More On Slurm Jobs & migration
Job Runtime Environment in Slurm
When a job is submitted, Slurm will store all environment variables in-place at submission time and replicate that environment on the first allocated node where the batch script actually runs.
Additionally, at run time, Slurm will set a number of shell environment variables that relate to the job itself and can be used in the job run. The Slurm documentation’s manpage onĀ sbatch provides an exhaustive guide, but we highlight some useful ones here.
#SBATCH Directives
In line with most batch schedulers, Slurm uses directives in submission scripts to specify job requirements and parameters for a job – the #SBATCH directives. Thus for an MPI task we might typically have:
#SBATCH -p compute #SBATCH -o runout.%J #SBATCH -e runerr.%J #SBATCH --job-name=mpijob #SBATCH -n 80 #SBATCH --tasks-per-node=40 #SBATCH --exclusive #SBATCH -t 0-12:00 #SBATCH --mem-per-cpu=4000
Walking through these:
Slurm #SBATCH directive | Description |
---|---|
#SBATCH --partition=compute or #SBATCH -p compute | In Slurm, jobs are submitted to 'partitions'. Despite the naming difference, the concept is the same. |
#SBATCH --output=runout.%J or #SBATCH -o runout.%J | File for STDOUT from the job run to be stored in.

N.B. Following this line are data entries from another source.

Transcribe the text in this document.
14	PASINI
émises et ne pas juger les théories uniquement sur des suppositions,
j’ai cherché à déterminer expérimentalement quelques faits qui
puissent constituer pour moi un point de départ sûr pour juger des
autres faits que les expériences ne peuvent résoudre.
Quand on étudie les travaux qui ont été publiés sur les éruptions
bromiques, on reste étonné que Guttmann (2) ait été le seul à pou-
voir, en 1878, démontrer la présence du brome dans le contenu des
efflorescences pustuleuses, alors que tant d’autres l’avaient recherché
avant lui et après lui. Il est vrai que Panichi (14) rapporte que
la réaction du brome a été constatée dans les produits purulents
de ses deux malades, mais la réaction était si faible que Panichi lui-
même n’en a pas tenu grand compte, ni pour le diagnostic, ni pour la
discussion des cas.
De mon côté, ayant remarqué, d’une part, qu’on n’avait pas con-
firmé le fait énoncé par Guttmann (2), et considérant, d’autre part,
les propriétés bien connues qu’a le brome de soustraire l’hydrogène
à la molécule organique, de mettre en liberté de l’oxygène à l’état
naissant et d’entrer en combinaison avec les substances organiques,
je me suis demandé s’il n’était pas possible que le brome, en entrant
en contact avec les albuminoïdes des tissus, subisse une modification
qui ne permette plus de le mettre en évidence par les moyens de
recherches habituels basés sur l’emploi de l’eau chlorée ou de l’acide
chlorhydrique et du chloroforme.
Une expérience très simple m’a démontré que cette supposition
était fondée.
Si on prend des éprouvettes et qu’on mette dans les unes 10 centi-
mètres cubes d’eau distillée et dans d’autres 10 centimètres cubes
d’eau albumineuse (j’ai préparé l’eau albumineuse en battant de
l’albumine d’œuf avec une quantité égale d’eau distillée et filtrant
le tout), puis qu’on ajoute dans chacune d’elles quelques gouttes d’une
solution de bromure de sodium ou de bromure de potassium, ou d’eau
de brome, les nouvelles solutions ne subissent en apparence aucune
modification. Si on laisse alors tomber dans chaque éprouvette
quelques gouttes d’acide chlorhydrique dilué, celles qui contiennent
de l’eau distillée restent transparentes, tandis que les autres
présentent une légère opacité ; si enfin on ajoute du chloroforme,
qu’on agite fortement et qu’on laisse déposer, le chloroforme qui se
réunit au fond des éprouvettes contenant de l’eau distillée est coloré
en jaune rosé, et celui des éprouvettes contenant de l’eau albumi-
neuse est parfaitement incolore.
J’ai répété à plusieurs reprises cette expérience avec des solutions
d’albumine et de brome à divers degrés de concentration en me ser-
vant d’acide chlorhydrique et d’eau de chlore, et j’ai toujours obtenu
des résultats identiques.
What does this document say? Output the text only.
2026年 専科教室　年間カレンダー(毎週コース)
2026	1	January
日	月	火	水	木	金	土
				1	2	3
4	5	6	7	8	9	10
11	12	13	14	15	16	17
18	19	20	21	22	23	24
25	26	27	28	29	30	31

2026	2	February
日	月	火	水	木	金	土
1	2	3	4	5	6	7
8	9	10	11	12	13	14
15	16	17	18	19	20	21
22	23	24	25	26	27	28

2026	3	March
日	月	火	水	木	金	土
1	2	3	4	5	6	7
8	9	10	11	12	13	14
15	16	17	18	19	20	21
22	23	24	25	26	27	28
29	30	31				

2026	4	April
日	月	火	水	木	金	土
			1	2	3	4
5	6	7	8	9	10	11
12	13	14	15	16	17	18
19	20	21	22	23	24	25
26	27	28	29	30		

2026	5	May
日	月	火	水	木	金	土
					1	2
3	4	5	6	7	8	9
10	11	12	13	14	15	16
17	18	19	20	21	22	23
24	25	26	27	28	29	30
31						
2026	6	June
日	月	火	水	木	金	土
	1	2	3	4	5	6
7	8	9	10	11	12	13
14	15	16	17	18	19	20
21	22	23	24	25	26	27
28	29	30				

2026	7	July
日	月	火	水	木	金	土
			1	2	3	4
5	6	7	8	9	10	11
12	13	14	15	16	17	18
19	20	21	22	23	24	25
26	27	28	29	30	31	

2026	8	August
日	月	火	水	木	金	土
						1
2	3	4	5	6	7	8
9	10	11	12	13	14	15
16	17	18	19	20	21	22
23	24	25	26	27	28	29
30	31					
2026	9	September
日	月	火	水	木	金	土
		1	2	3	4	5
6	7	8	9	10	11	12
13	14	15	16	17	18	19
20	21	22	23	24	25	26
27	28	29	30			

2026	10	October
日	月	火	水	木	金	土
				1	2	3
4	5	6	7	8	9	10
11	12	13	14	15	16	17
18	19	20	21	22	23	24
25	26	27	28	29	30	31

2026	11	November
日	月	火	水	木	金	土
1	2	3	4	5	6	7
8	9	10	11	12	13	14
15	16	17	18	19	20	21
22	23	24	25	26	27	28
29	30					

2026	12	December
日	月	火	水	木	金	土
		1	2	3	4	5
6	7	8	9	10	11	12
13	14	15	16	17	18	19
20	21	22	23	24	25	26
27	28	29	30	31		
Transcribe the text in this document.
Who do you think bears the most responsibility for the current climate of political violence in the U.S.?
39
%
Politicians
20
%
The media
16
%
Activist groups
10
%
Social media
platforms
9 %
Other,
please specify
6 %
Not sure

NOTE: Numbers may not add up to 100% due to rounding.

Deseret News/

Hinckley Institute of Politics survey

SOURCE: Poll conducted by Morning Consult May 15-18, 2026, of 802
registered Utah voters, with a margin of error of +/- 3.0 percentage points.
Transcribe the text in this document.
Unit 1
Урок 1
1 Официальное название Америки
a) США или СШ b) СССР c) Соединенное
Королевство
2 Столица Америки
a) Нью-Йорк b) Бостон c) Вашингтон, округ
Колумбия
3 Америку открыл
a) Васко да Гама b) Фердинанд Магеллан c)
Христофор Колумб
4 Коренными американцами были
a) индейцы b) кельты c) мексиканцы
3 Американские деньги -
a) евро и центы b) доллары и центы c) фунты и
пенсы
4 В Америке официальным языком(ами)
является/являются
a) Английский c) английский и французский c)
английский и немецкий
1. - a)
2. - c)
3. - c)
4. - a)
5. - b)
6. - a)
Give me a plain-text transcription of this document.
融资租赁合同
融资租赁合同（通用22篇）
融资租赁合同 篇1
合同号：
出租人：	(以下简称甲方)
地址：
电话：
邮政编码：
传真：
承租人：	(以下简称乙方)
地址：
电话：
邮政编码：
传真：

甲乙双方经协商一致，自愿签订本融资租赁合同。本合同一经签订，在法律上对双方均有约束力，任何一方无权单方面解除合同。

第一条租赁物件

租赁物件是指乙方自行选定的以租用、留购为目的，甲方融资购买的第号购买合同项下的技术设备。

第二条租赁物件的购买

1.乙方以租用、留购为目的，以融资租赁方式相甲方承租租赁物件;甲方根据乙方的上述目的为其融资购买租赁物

The '%J' to Slurm is replaced with the job number. |
#SBATCH --error=runerr.%J or #SBATCH -e runerr.%J | File for STDERR from the job run to be stored in. The '%J' to Slurm is replaced with the job number. |
#SBATCH --job-name=mpijob | Job name, useful for monitoring and setting up inter-job dependency. |
#SBATCH --ntasks=128 or #SBATCH -n 128 | Number of processors required for job. |
#SBATCH --tasks-per-node=16 | The number of processors (tasks) to run per node. |
#SBATCH --exclusive | Exclusive job allocation - i.e. no other users on allocated nodes. |
#SBATCH --time=0-12:00 or #SBATCH -t 0-12:00 | Maximum runtime of job. Note that it is beneficial to specify this and not leave it at the maximum as it will improve the chances of the scheduler 'back-filling' the job and running it earlier. |
#SBATCH --mem-per-cpu=4000 | Memory requirements of job. Slurm's memory-based scheduling is more powerful than many schedulers. |
Environment Variables
Once an allocation has been scheduled and a job script is started (on the first node of the allocation), Slurm sets a number of shell environment variables that can be used in the script at runtime. Below is a summary of some of the most useful:
Slurm | Description |
---|---|
$SLURM_JOBID | Job ID. |
$SLURM_JOB_NODELIST | Nodes allocated to the job i.e. with at least once task on. |
$SLURM_ARRAY_TASK_ID | If an array job, then the task index. |
$SLURM_JOB_NAME | Job name. |
$SLURM_JOB_PARTITION | Partition that the job was submitted to. |
$SLURM_JOB_NUM_NODES | Number of nodes allocated to this job. |
$SLURM_NTASKS | Number of tasks (processes) allocated to this job. |
$SLURM_NTASKS_PER_NODE (Only set if the --ntasks-per-node option is specified) | Number of tasks (processes) per node. |
$SLURM_SUBMIT_DIR | Directory in which job was submitted. |
$SLURM_SUBMIT_HOST | Host on which job was submitted. |
$SLURM_PROC_ID | The process (task) ID within the job. This will start from zero and go up to $SLURM_NTASKS-1. |
System Queues & Partitions in Slurm
Please use the sinfo command to see the names of the partitions (queues) to use in your job scripts. If not specified, the default partition will be used for job submissions. sinfo -s will give a more succinct partition list. Please see the Hawk and Sunbird pages for a list of partitions and their descriptions on each system.